I love how conversational Juden has become. It's kind of new territory having rational, real talks with one of my kids. I love it; he says the most hilarious and sweet things sometimes. The other day we went to have a picnic in the battlefield and as we were driving in I said, "Look at the beautiful meadow Juden." To which he sat up in his car seat excitedly and looked, "Where Mama?"
"Right there sweetie," I said. He stared with a puzzled look and I realized he was looking for the cousin he adores named Meadow. So I explained that Meadow is his cousin but that her name also means a field of grass or flowers. He looked troubled that Meadow wasn't there and he said," I don't understand Mama." My sister Amy's other kids are named Oak and Dove so I told him that peoples names sometimes have another meaning like Oak is also a tree and Dove is a type of bird. Now he looked happy with himself like he got it and said confidently ,"Ohh, and Amy means sky."

Tuesday, September 11, 2007

God Grew Tired of Us


I don't post much about movies cause I don't see too many that I like but I saw a film called God Grew Tired of Us, and it has really stuck with me. It is a documentary film about the lost boys of Sudan. In 1987 Sudan's Muslim government ordered the death of all males in the Christian south. 27,000 boys fled to Ethiopia on foot. They wandered the sub-Saharan desert for years and 12,000 survived. The film followed the story of a few of these boys who came to America, worked and tried to find lost loved ones. It also shows their perspective on American culture which is fascinating. Watching it kind of ripped my heart out to be honest but I'm glad I saw it. It was so foreign to me... the weight of their suffering, the horrors they had seen. It was sobering to think about the things that get me stressed, things like making ends meet or how we are going to pay off student loans, a disagreement with my husband or how to get Juden to stop being a maniac. I am happy to have those problems in relation to theirs. I realized how incredibly charmed my life is and how blessed beyond measure I am. I can't think about it for too long because it disturbs me, I don't deserve these blessings any more than they. It puts things into perspective that is for sure. With the awareness of the situation came this burden of longing to help in some way. Since seeing it I can not get the images out of my head. Given my circumstances I felt so helpless and so decided to pray for them every time they came to mind. I can not under estimate the power in that alone. I reccomend seeing it just to be globally aware and maybe even moved into action or prayer.

Monday, September 10, 2007

one year


Apparently it's been a year since I entered the blog world. I thought about ending it since there are probably only so many pictures of my children people can stand to look at, and the musings of this stay at home mom are not the most exciting read, but hey, nobody has to read. I've kind of enjoyed the occasional outlet and making connections. So at least for now I guess I'll give it a new look and continue the self-indulgence of being green. I love getting little windows into each others lives...our homes, our work and interests, our highs and lows, raising kids, marriage, fighting, losses, all the stuff of life. Thanks to all who have entered into the exchange and until I decide otherwise enjoy this peek into being green.
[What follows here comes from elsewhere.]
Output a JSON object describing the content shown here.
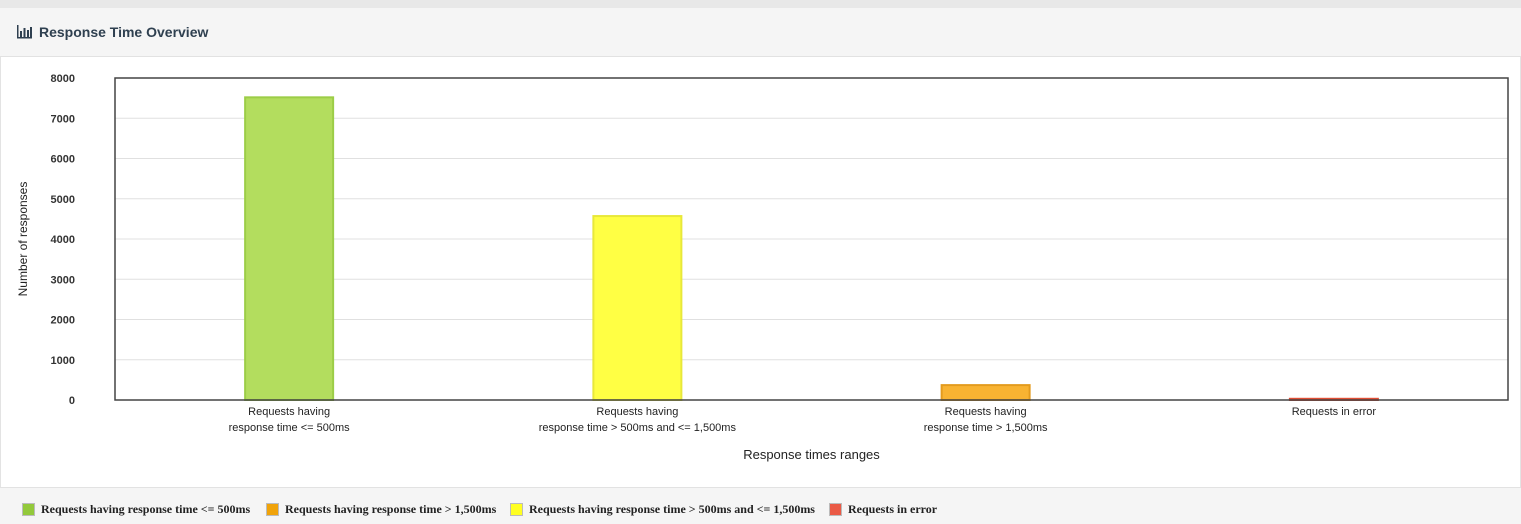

Sunday, September 02, 2007

swingin

Here is one of the things I loved about yesterday...
having a rain storm interrupt our work on the outside of our house which forced us to sit on the porch and watch a drenched Juden dancing in his underwear in the front yard.
Second, watching my sweaty kids dance till they dropped at Swing fest last night in the park, so charming. Don't children do it the best? So carefree, without a thought about if they're in rhythm or who might be watching. Josh and I attended this event a few short years ago, minus three new little dance partners...crazy!!







Third, coming home and having my husband spontaneously offer to cook for me, candles and all. Sometimes I think I'm the luckiest girl ever.